# What happened to the Sally Etchells thread then.?



## ribbons (5 March 2013)

Been to busy to look in all day. So what happened to get it pulled.?


----------



## Secret1 (5 March 2013)

I just sent that same question to the H&H admin


----------



## Alec Swan (5 March 2013)

Secret1 said:



			I just sent that same question to the H&H admin 

Click to expand...

A curious first post.



ribbons said:



			Been to busy to look in all day. So what happened to get it pulled.?
		
Click to expand...

By asking the question,  and if someone responds with an answer,  then this thread will disappear too! 

Alec.


----------



## ribbons (5 March 2013)

Really!!  there were four pages of fairly heated discussion that didn't get pulled. 
Any one care to pm me with why, if we are no longer allowed to discuss it openly.


----------



## Secret1 (5 March 2013)

Explain 'Curious first post' please?  It was a perfectly legitimate post and I can send you the reply I have just had from admin if you want


----------



## Secret1 (5 March 2013)

Alec I think i have just sussed out what you meant  Just noticed that my profile says '2 posts'??  I have made more than that but maybe as most were on the deleted thread the total is adjusted too?


----------



## ribbons (5 March 2013)

Well secret, if you now know why, would you be kind enough to tell me.
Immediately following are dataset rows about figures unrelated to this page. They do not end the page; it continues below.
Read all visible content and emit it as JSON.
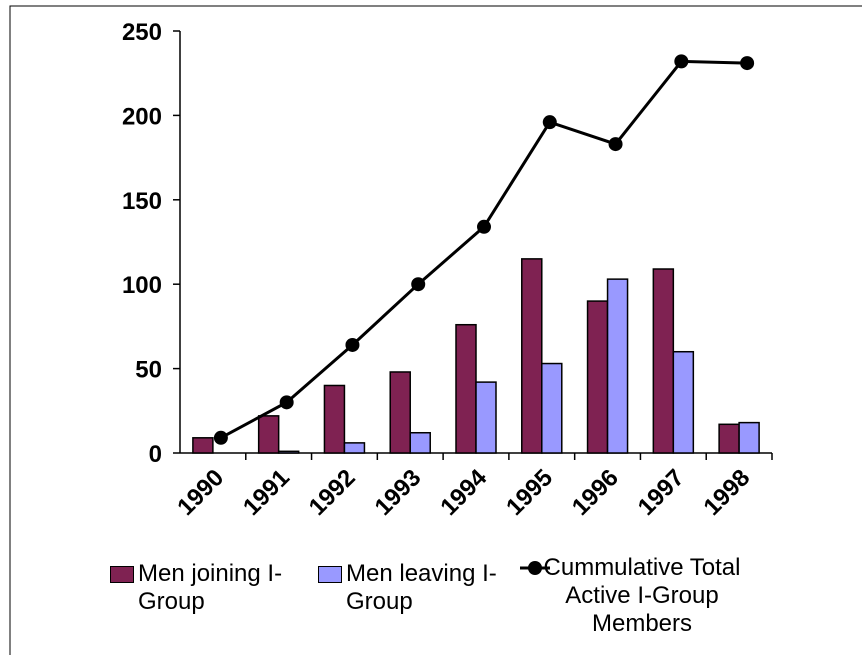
{
  "chart_data": {
    "type": "bar-line",
    "categories": [
      "1990",
      "1991",
      "1992",
      "1993",
      "1994",
      "1995",
      "1996",
      "1997",
      "1998"
    ],
    "series": [
      {
        "name": "Men joining I-Group",
        "type": "bar",
        "color": "#7f2252",
        "values": [
          9,
          22,
          40,
          48,
          76,
          115,
          90,
          109,
          17
        ]
      },
      {
        "name": "Men leaving I-Group",
        "type": "bar",
        "color": "#9999ff",
        "values": [
          0,
          1,
          6,
          12,
          42,
          53,
          103,
          60,
          18
        ]
      },
      {
        "name": "Cummulative Total Active I-Group Members",
        "type": "line",
        "color": "#000000",
        "values": [
          9,
          30,
          64,
          100,
          134,
          196,
          183,
          232,
          231
        ]
      }
    ],
    "ylim": [
      0,
      250
    ],
    "yticks": [
      0,
      50,
      100,
      150,
      200,
      250
    ]
  }
}
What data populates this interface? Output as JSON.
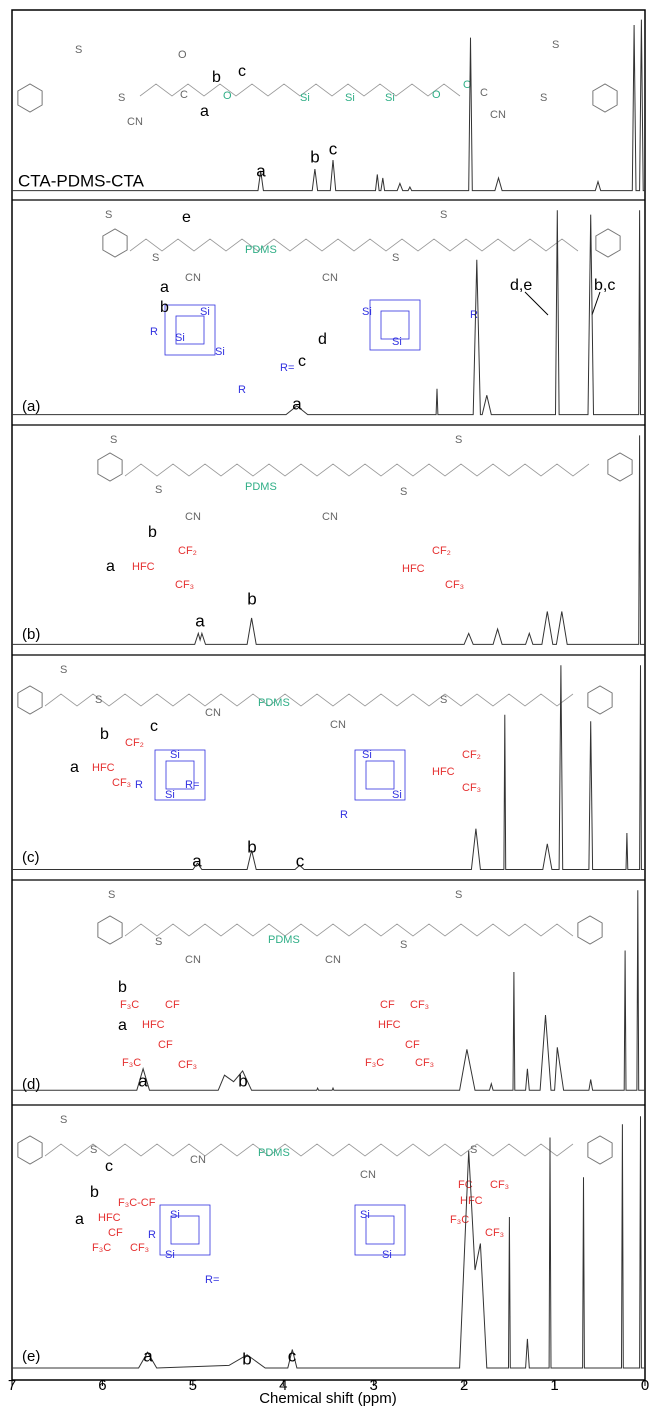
{
  "chart_data": {
    "type": "line",
    "xlabel": "Chemical shift (ppm)",
    "xlim": [
      7,
      0
    ],
    "xticks": [
      7,
      6,
      5,
      4,
      3,
      2,
      1,
      0
    ],
    "ylim": [
      0,
      100
    ],
    "panels": [
      {
        "label": "CTA-PDMS-CTA",
        "peak_labels": [
          "a",
          "b",
          "c"
        ],
        "structure": [
          {
            "text": "S",
            "color": "#666"
          },
          {
            "text": "S",
            "color": "#666"
          },
          {
            "text": "CN",
            "color": "#666"
          },
          {
            "text": "O",
            "color": "#666"
          },
          {
            "text": "C",
            "color": "#666"
          },
          {
            "text": "a",
            "color": "#000"
          },
          {
            "text": "b",
            "color": "#000"
          },
          {
            "text": "c",
            "color": "#000"
          },
          {
            "text": "O",
            "color": "#2fae86"
          },
          {
            "text": "Si",
            "color": "#2fae86"
          },
          {
            "text": "Si",
            "color": "#2fae86"
          },
          {
            "text": "Si",
            "color": "#2fae86"
          },
          {
            "text": "O",
            "color": "#2fae86"
          },
          {
            "text": "O",
            "color": "#2fae86"
          },
          {
            "text": "C",
            "color": "#666"
          },
          {
            "text": "CN",
            "color": "#666"
          },
          {
            "text": "S",
            "color": "#666"
          },
          {
            "text": "S",
            "color": "#666"
          }
        ],
        "series": [
          {
            "color": "#333",
            "x": [
              7,
              4.28,
              4.25,
              4.22,
              3.68,
              3.65,
              3.62,
              3.48,
              3.45,
              3.42,
              2.98,
              2.96,
              2.94,
              2.92,
              2.9,
              2.88,
              2.74,
              2.71,
              2.68,
              2.62,
              2.6,
              2.58,
              1.95,
              1.93,
              1.91,
              1.66,
              1.62,
              1.58,
              0.55,
              0.52,
              0.49,
              0.14,
              0.12,
              0.1,
              0.06,
              0.04,
              0.02,
              0
            ],
            "values": [
              3,
              3,
              14,
              3,
              3,
              15,
              3,
              3,
              20,
              3,
              3,
              12,
              3,
              3,
              10,
              3,
              3,
              7,
              3,
              3,
              5,
              3,
              3,
              88,
              3,
              3,
              10,
              3,
              3,
              8,
              3,
              3,
              95,
              3,
              3,
              98,
              3,
              3
            ]
          }
        ]
      },
      {
        "label": "(a)",
        "peak_labels": [
          "a"
        ],
        "structure": [
          {
            "text": "S",
            "color": "#666"
          },
          {
            "text": "S",
            "color": "#666"
          },
          {
            "text": "e",
            "color": "#000"
          },
          {
            "text": "CN",
            "color": "#666"
          },
          {
            "text": "PDMS",
            "color": "#2fae86"
          },
          {
            "text": "CN",
            "color": "#666"
          },
          {
            "text": "S",
            "color": "#666"
          },
          {
            "text": "S",
            "color": "#666"
          },
          {
            "text": "a",
            "color": "#000"
          },
          {
            "text": "b",
            "color": "#000"
          },
          {
            "text": "Si",
            "color": "#3030e0"
          },
          {
            "text": "Si",
            "color": "#3030e0"
          },
          {
            "text": "Si",
            "color": "#3030e0"
          },
          {
            "text": "Si",
            "color": "#3030e0"
          },
          {
            "text": "Si",
            "color": "#3030e0"
          },
          {
            "text": "R",
            "color": "#3030e0"
          },
          {
            "text": "R",
            "color": "#3030e0"
          },
          {
            "text": "R",
            "color": "#3030e0"
          },
          {
            "text": "R=",
            "color": "#3030e0"
          },
          {
            "text": "c",
            "color": "#000"
          },
          {
            "text": "d",
            "color": "#000"
          },
          {
            "text": "d,e",
            "color": "#000"
          },
          {
            "text": "b,c",
            "color": "#000"
          }
        ],
        "series": [
          {
            "color": "#333",
            "x": [
              7,
              3.97,
              3.85,
              3.73,
              2.31,
              2.3,
              2.29,
              1.9,
              1.86,
              1.82,
              1.8,
              1.75,
              1.7,
              0.99,
              0.97,
              0.95,
              0.63,
              0.6,
              0.57,
              0.07,
              0.06,
              0.05,
              0
            ],
            "values": [
              3,
              3,
              7,
              3,
              3,
              15,
              3,
              3,
              75,
              3,
              3,
              12,
              3,
              3,
              98,
              3,
              3,
              96,
              3,
              3,
              98,
              3,
              3
            ]
          }
        ]
      },
      {
        "label": "(b)",
        "peak_labels": [
          "a",
          "b"
        ],
        "structure": [
          {
            "text": "S",
            "color": "#666"
          },
          {
            "text": "S",
            "color": "#666"
          },
          {
            "text": "CN",
            "color": "#666"
          },
          {
            "text": "PDMS",
            "color": "#2fae86"
          },
          {
            "text": "CN",
            "color": "#666"
          },
          {
            "text": "S",
            "color": "#666"
          },
          {
            "text": "S",
            "color": "#666"
          },
          {
            "text": "b",
            "color": "#000"
          },
          {
            "text": "CF₂",
            "color": "#e53030"
          },
          {
            "text": "a",
            "color": "#000"
          },
          {
            "text": "HFC",
            "color": "#e53030"
          },
          {
            "text": "CF₃",
            "color": "#e53030"
          },
          {
            "text": "CF₂",
            "color": "#e53030"
          },
          {
            "text": "HFC",
            "color": "#e53030"
          },
          {
            "text": "CF₃",
            "color": "#e53030"
          }
        ],
        "series": [
          {
            "color": "#333",
            "x": [
              7,
              4.98,
              4.94,
              4.92,
              4.9,
              4.86,
              4.4,
              4.35,
              4.3,
              2.0,
              1.95,
              1.9,
              1.68,
              1.63,
              1.58,
              1.32,
              1.28,
              1.24,
              1.14,
              1.08,
              1.02,
              0.98,
              0.92,
              0.86,
              0.07,
              0.06,
              0.05,
              0
            ],
            "values": [
              3,
              3,
              8,
              5,
              8,
              3,
              3,
              15,
              3,
              3,
              8,
              3,
              3,
              10,
              3,
              3,
              8,
              3,
              3,
              18,
              3,
              3,
              18,
              3,
              3,
              98,
              3,
              3
            ]
          }
        ]
      },
      {
        "label": "(c)",
        "peak_labels": [
          "a",
          "b",
          "c"
        ],
        "structure": [
          {
            "text": "S",
            "color": "#666"
          },
          {
            "text": "S",
            "color": "#666"
          },
          {
            "text": "CN",
            "color": "#666"
          },
          {
            "text": "PDMS",
            "color": "#2fae86"
          },
          {
            "text": "CN",
            "color": "#666"
          },
          {
            "text": "S",
            "color": "#666"
          },
          {
            "text": "b",
            "color": "#000"
          },
          {
            "text": "c",
            "color": "#000"
          },
          {
            "text": "CF₂",
            "color": "#e53030"
          },
          {
            "text": "a",
            "color": "#000"
          },
          {
            "text": "HFC",
            "color": "#e53030"
          },
          {
            "text": "CF₃",
            "color": "#e53030"
          },
          {
            "text": "Si",
            "color": "#3030e0"
          },
          {
            "text": "Si",
            "color": "#3030e0"
          },
          {
            "text": "R",
            "color": "#3030e0"
          },
          {
            "text": "R=",
            "color": "#3030e0"
          },
          {
            "text": "Si",
            "color": "#3030e0"
          },
          {
            "text": "Si",
            "color": "#3030e0"
          },
          {
            "text": "R",
            "color": "#3030e0"
          },
          {
            "text": "CF₂",
            "color": "#e53030"
          },
          {
            "text": "HFC",
            "color": "#e53030"
          },
          {
            "text": "CF₃",
            "color": "#e53030"
          }
        ],
        "series": [
          {
            "color": "#333",
            "x": [
              7,
              5.0,
              4.95,
              4.9,
              4.4,
              4.35,
              4.3,
              3.87,
              3.82,
              3.77,
              1.92,
              1.87,
              1.82,
              1.56,
              1.55,
              1.54,
              1.13,
              1.08,
              1.03,
              0.95,
              0.93,
              0.91,
              0.62,
              0.6,
              0.58,
              0.21,
              0.2,
              0.19,
              0.06,
              0.05,
              0.04,
              0
            ],
            "values": [
              3,
              3,
              6,
              3,
              3,
              12,
              3,
              3,
              5,
              3,
              3,
              22,
              3,
              3,
              75,
              3,
              3,
              15,
              3,
              3,
              98,
              3,
              3,
              72,
              3,
              3,
              20,
              3,
              3,
              98,
              3,
              3
            ]
          }
        ]
      },
      {
        "label": "(d)",
        "peak_labels": [
          "a",
          "b"
        ],
        "structure": [
          {
            "text": "S",
            "color": "#666"
          },
          {
            "text": "S",
            "color": "#666"
          },
          {
            "text": "CN",
            "color": "#666"
          },
          {
            "text": "PDMS",
            "color": "#2fae86"
          },
          {
            "text": "CN",
            "color": "#666"
          },
          {
            "text": "S",
            "color": "#666"
          },
          {
            "text": "S",
            "color": "#666"
          },
          {
            "text": "b",
            "color": "#000"
          },
          {
            "text": "F₃C",
            "color": "#e53030"
          },
          {
            "text": "CF",
            "color": "#e53030"
          },
          {
            "text": "a",
            "color": "#000"
          },
          {
            "text": "HFC",
            "color": "#e53030"
          },
          {
            "text": "CF",
            "color": "#e53030"
          },
          {
            "text": "F₃C",
            "color": "#e53030"
          },
          {
            "text": "CF₃",
            "color": "#e53030"
          },
          {
            "text": "CF",
            "color": "#e53030"
          },
          {
            "text": "CF₃",
            "color": "#e53030"
          },
          {
            "text": "HFC",
            "color": "#e53030"
          },
          {
            "text": "CF",
            "color": "#e53030"
          },
          {
            "text": "F₃C",
            "color": "#e53030"
          },
          {
            "text": "CF₃",
            "color": "#e53030"
          }
        ],
        "series": [
          {
            "color": "#333",
            "x": [
              7,
              5.62,
              5.55,
              5.48,
              4.72,
              4.65,
              4.55,
              4.45,
              4.35,
              3.63,
              3.62,
              3.61,
              3.46,
              3.45,
              3.44,
              2.05,
              1.97,
              1.88,
              1.72,
              1.7,
              1.68,
              1.46,
              1.45,
              1.44,
              1.32,
              1.3,
              1.28,
              1.16,
              1.1,
              1.04,
              1.0,
              0.97,
              0.9,
              0.62,
              0.6,
              0.58,
              0.23,
              0.22,
              0.21,
              0.09,
              0.08,
              0.07,
              0
            ],
            "values": [
              5,
              5,
              15,
              5,
              5,
              12,
              9,
              14,
              5,
              5,
              6,
              5,
              5,
              6,
              5,
              5,
              24,
              5,
              5,
              8,
              5,
              5,
              60,
              5,
              5,
              15,
              5,
              5,
              40,
              5,
              5,
              25,
              5,
              5,
              10,
              5,
              5,
              70,
              5,
              5,
              98,
              5,
              5
            ]
          }
        ]
      },
      {
        "label": "(e)",
        "peak_labels": [
          "a",
          "b",
          "c"
        ],
        "structure": [
          {
            "text": "S",
            "color": "#666"
          },
          {
            "text": "S",
            "color": "#666"
          },
          {
            "text": "CN",
            "color": "#666"
          },
          {
            "text": "PDMS",
            "color": "#2fae86"
          },
          {
            "text": "CN",
            "color": "#666"
          },
          {
            "text": "S",
            "color": "#666"
          },
          {
            "text": "c",
            "color": "#000"
          },
          {
            "text": "b",
            "color": "#000"
          },
          {
            "text": "F₃C-CF",
            "color": "#e53030"
          },
          {
            "text": "a",
            "color": "#000"
          },
          {
            "text": "HFC",
            "color": "#e53030"
          },
          {
            "text": "CF",
            "color": "#e53030"
          },
          {
            "text": "F₃C",
            "color": "#e53030"
          },
          {
            "text": "CF₃",
            "color": "#e53030"
          },
          {
            "text": "Si",
            "color": "#3030e0"
          },
          {
            "text": "Si",
            "color": "#3030e0"
          },
          {
            "text": "R",
            "color": "#3030e0"
          },
          {
            "text": "R=",
            "color": "#3030e0"
          },
          {
            "text": "Si",
            "color": "#3030e0"
          },
          {
            "text": "Si",
            "color": "#3030e0"
          },
          {
            "text": "FC",
            "color": "#e53030"
          },
          {
            "text": "CF₃",
            "color": "#e53030"
          },
          {
            "text": "HFC",
            "color": "#e53030"
          },
          {
            "text": "F₃C",
            "color": "#e53030"
          },
          {
            "text": "CF₃",
            "color": "#e53030"
          }
        ],
        "series": [
          {
            "color": "#333",
            "x": [
              7,
              5.6,
              5.5,
              5.4,
              4.6,
              4.4,
              4.2,
              3.95,
              3.9,
              3.85,
              2.05,
              1.95,
              1.88,
              1.82,
              1.75,
              1.51,
              1.5,
              1.49,
              1.32,
              1.3,
              1.28,
              1.06,
              1.05,
              1.04,
              0.69,
              0.68,
              0.67,
              0.26,
              0.25,
              0.24,
              0.06,
              0.05,
              0.04,
              0
            ],
            "values": [
              3,
              3,
              9,
              3,
              4,
              8,
              3,
              3,
              10,
              3,
              3,
              85,
              40,
              50,
              3,
              3,
              60,
              3,
              3,
              14,
              3,
              3,
              90,
              3,
              3,
              75,
              3,
              3,
              95,
              3,
              3,
              98,
              3,
              3
            ]
          }
        ]
      }
    ]
  }
}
PM if need be.


----------



## case895 (5 March 2013)

The trial has finished, so there is no reason to censor discussions.


----------



## EstherYoung (6 March 2013)

I think I was in it when it disappeared and there didn't seem to be anything any more contentious going on than there was earlier in the thread.


----------



## dollytrot (6 March 2013)

Was it because Robert ed Bysale was about to be exposed on who they really were?

The trail had finished so nothing that could be said would have predujiced it.


----------



## seeley (6 March 2013)

I as read the thread both pro Sally and against Sally were getting a little heated....I have many questions which are un answered and unless we were in the court room listening I dont think they will be answered...!!! A jury found her quilty ( thats 12 normal people) but her friends still think she has been set up by the company, as I have said before WHAT DEFENCE DID SHE PUT TO THE JURY...? I didnt do it wont wash.....If she has been set up by the company lets hope the appeal goes well and she is out of prison...but if she did it there is alot of people she has lied to that will feel very hurt...it is such a hard one as most of us werent in court listening to the evidence.


----------



## Petethehunt (6 March 2013)

The last post I read was I think by Ribbons, whoever it was summed it all up so well. 
Obviously they were too good  LOL


----------



## YasandCrystal (6 March 2013)

who is Sally Etchells? I must have been asleep.

Ah, that dishonest woman - just googled her  Poor employers.


----------



## ribbons (6 March 2013)

Well if your right petethehunt and mine was the last post I am even more baffled. I had assumed things had got a bit heated afterwards, but if not then it's rather strange that it was pulled. 
Nothing I saw posted could have been seen as a problem, just a discussion by members on a current issue of interest. I suppose someone asked for it to be pulled.

It would be nice if admin gave some sort of explanation rather than just whip threads off.

I find it damn annoying when a topic is off limits for no apparent reason.


----------